■節子への挽歌903:高次の世界への目に見えない入り口
一昨日の音楽の話の続きを書きます。
ベートーベンは、「音楽は高次の知識の世界への目に見えない入り口である」と語っていたそうです(コリン・ウィルソン「アトランティスの遺産」)。
その言葉を紹介している、ウィルソンは、「高次の知識の世界」に挑んだことで有名ですが、彼は「高次の知識とは、魂の深みからわき出てくる知識、特定の「方法」に頼らずに得られる知識」だとしています。
人の心に直接入り込んでくるような知識です。
それは辞書や文献で調べられるものでも誰から教えられるものでもありません。
自らが直接に会得するものです。
「秘儀的」といわれるものがその典型的なものですが、「秘儀」などいう仰々しい言葉を持ち出す必要もなく、私たちの日常生活においてもしばしば体験するものです。

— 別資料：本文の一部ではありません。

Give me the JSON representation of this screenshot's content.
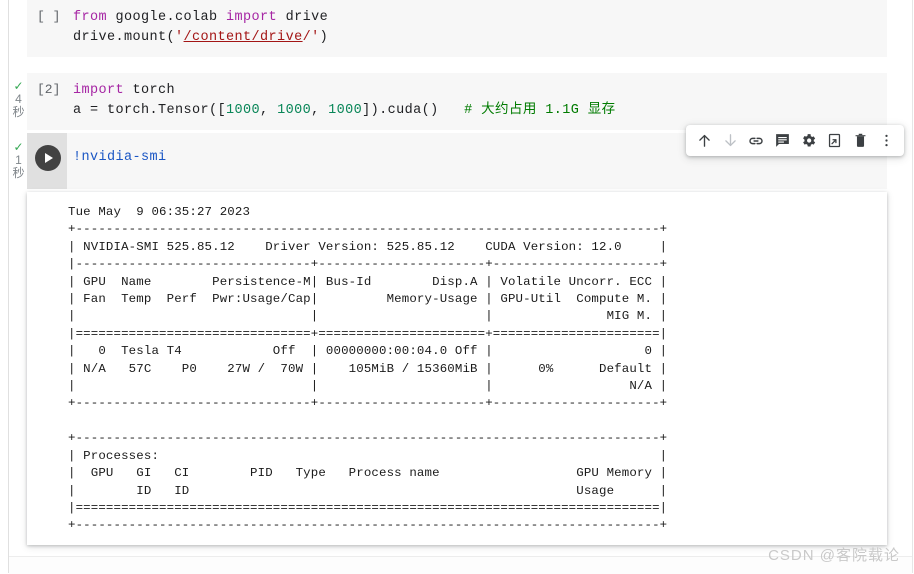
{
  "app": "google-colab-notebook",
  "cells": [
    {
      "id": "cell-1",
      "exec_label": "[ ]",
      "status": null,
      "duration": null,
      "lines": [
        [
          {
            "t": "from",
            "c": "kw"
          },
          {
            "t": " google.colab ",
            "c": ""
          },
          {
            "t": "import",
            "c": "kw"
          },
          {
            "t": " drive",
            "c": ""
          }
        ],
        [
          {
            "t": "drive.mount(",
            "c": ""
          },
          {
            "t": "'/content/drive/'",
            "c": "str"
          },
          {
            "t": ")",
            "c": ""
          }
        ]
      ],
      "code_text": "from google.colab import drive\ndrive.mount('/content/drive/')"
    },
    {
      "id": "cell-2",
      "exec_label": "[2]",
      "status": "check",
      "duration_value": "4",
      "duration_unit": "秒",
      "lines": [
        [
          {
            "t": "import",
            "c": "kw"
          },
          {
            "t": " torch",
            "c": ""
          }
        ],
        [
          {
            "t": "a = torch.Tensor([",
            "c": ""
          },
          {
            "t": "1000",
            "c": "num"
          },
          {
            "t": ", ",
            "c": ""
          },
          {
            "t": "1000",
            "c": "num"
          },
          {
            "t": ", ",
            "c": ""
          },
          {
            "t": "1000",
            "c": "num"
          },
          {
            "t": "]).cuda()   ",
            "c": ""
          },
          {
            "t": "# 大约占用 1.1G 显存",
            "c": "cmt"
          }
        ]
      ],
      "code_text": "import torch\na = torch.Tensor([1000, 1000, 1000]).cuda()   # 大约占用 1.1G 显存"
    },
    {
      "id": "cell-3",
      "exec_label": null,
      "status": "check",
      "duration_value": "1",
      "duration_unit": "秒",
      "lines": [
        [
          {
            "t": "!",
            "c": "shell"
          },
          {
            "t": "nvidia-smi",
            "c": "shell"
          }
        ]
      ],
      "code_text": "!nvidia-smi"
    }
  ],
  "output": {
    "name": "nvidia-smi-output",
    "timestamp": "Tue May  9 06:35:27 2023",
    "header": {
      "smi_version": "NVIDIA-SMI 525.85.12",
      "driver_version": "Driver Version: 525.85.12",
      "cuda_version": "CUDA Version: 12.0"
    },
    "gpu_table_headers_1": [
      "GPU",
      "Name",
      "Persistence-M",
      "Bus-Id",
      "Disp.A",
      "Volatile Uncorr. ECC"
    ],
    "gpu_table_headers_2": [
      "Fan",
      "Temp",
      "Perf",
      "Pwr:Usage/Cap",
      "Memory-Usage",
      "GPU-Util",
      "Compute M."
    ],
    "gpu_table_headers_3": [
      "MIG M."
    ],
    "gpu_row": {
      "index": "0",
      "name": "Tesla T4",
      "persistence_m": "Off",
      "bus_id": "00000000:00:04.0",
      "disp_a": "Off",
      "ecc": "0",
      "fan": "N/A",
      "temp": "57C",
      "perf": "P0",
      "pwr": "27W / 70W",
      "memory": "105MiB / 15360MiB",
      "gpu_util": "0%",
      "compute_m": "Default",
      "mig_m": "N/A"
    },
    "processes_label": "Processes:",
    "processes_headers": [
      "GPU",
      "GI",
      "CI",
      "PID",
      "Type",
      "Process name",
      "GPU Memory"
    ],
    "processes_headers_2": [
      "ID",
      "ID",
      "Usage"
    ],
    "text": "Tue May  9 06:35:27 2023\n+-----------------------------------------------------------------------------+\n| NVIDIA-SMI 525.85.12    Driver Version: 525.85.12    CUDA Version: 12.0     |\n|-------------------------------+----------------------+----------------------+\n| GPU  Name        Persistence-M| Bus-Id        Disp.A | Volatile Uncorr. ECC |\n| Fan  Temp  Perf  Pwr:Usage/Cap|         Memory-Usage | GPU-Util  Compute M. |\n|                               |                      |               MIG M. |\n|===============================+======================+======================|\n|   0  Tesla T4            Off  | 00000000:00:04.0 Off |                    0 |\n| N/A   57C    P0    27W /  70W |    105MiB / 15360MiB |      0%      Default |\n|                               |                      |                  N/A |\n+-------------------------------+----------------------+----------------------+\n                                                                               \n+-----------------------------------------------------------------------------+\n| Processes:                                                                  |\n|  GPU   GI   CI        PID   Type   Process name                  GPU Memory |\n|        ID   ID                                                   Usage      |\n|=============================================================================|\n+-----------------------------------------------------------------------------+"
  },
  "cell_toolbar": {
    "name": "cell-actions-toolbar",
    "buttons": [
      {
        "name": "move-cell-up-button",
        "icon": "arrow-up-icon",
        "label": "Move cell up",
        "enabled": true
      },
      {
        "name": "move-cell-down-button",
        "icon": "arrow-down-icon",
        "label": "Move cell down",
        "enabled": false
      },
      {
        "name": "copy-cell-link-button",
        "icon": "link-icon",
        "label": "Copy link to cell",
        "enabled": true
      },
      {
        "name": "add-comment-button",
        "icon": "comment-icon",
        "label": "Add comment",
        "enabled": true
      },
      {
        "name": "cell-settings-button",
        "icon": "gear-icon",
        "label": "Cell settings",
        "enabled": true
      },
      {
        "name": "mirror-cell-button",
        "icon": "mirror-cell-icon",
        "label": "Mirror cell in tab",
        "enabled": true
      },
      {
        "name": "delete-cell-button",
        "icon": "trash-icon",
        "label": "Delete cell",
        "enabled": true
      },
      {
        "name": "more-cell-actions-button",
        "icon": "more-vert-icon",
        "label": "More cell actions",
        "enabled": true
      }
    ]
  },
  "watermark": {
    "text": "CSDN @客院载论"
  }
}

ただ多くの大人たちや近代教育に洗脳された人たちには、気づかれることは少ないかもしれません。
ウィルソンはまた、ベートーベンは、音楽が知識を表わしているということには何の疑いも持っていなかった、と書いています。
たしかにベートーベンの「田園」や「運命」を聞いていると、さまざまな物語が目の前に展開されると同時に、強いメッセージを感じます。
私が遺跡に感じるのも同じようなことです。
絵画や彫刻もそうかもしれません。
そうしたものとの出会いの中で、人は現世を超えたものと出会っているのかもしれません。
寺院や教会、神殿や神社はそうした出会いの場なのかもしれません。
しかし仕組みや媒体があっても、肝心の私たち一人ひとりに、そうした感受性や受容の姿勢がなければ、見えるものも見えなくなります。
単に「音楽的な感動」で終わってしまうかもしれません。
音楽が開いてくれた「彼岸への入り口」から、自らを超えた魂の世界を感じられるように、もっともっと心を研ぎ澄ませないといけません。
雑事の中で、なかなかそうはならないのですが。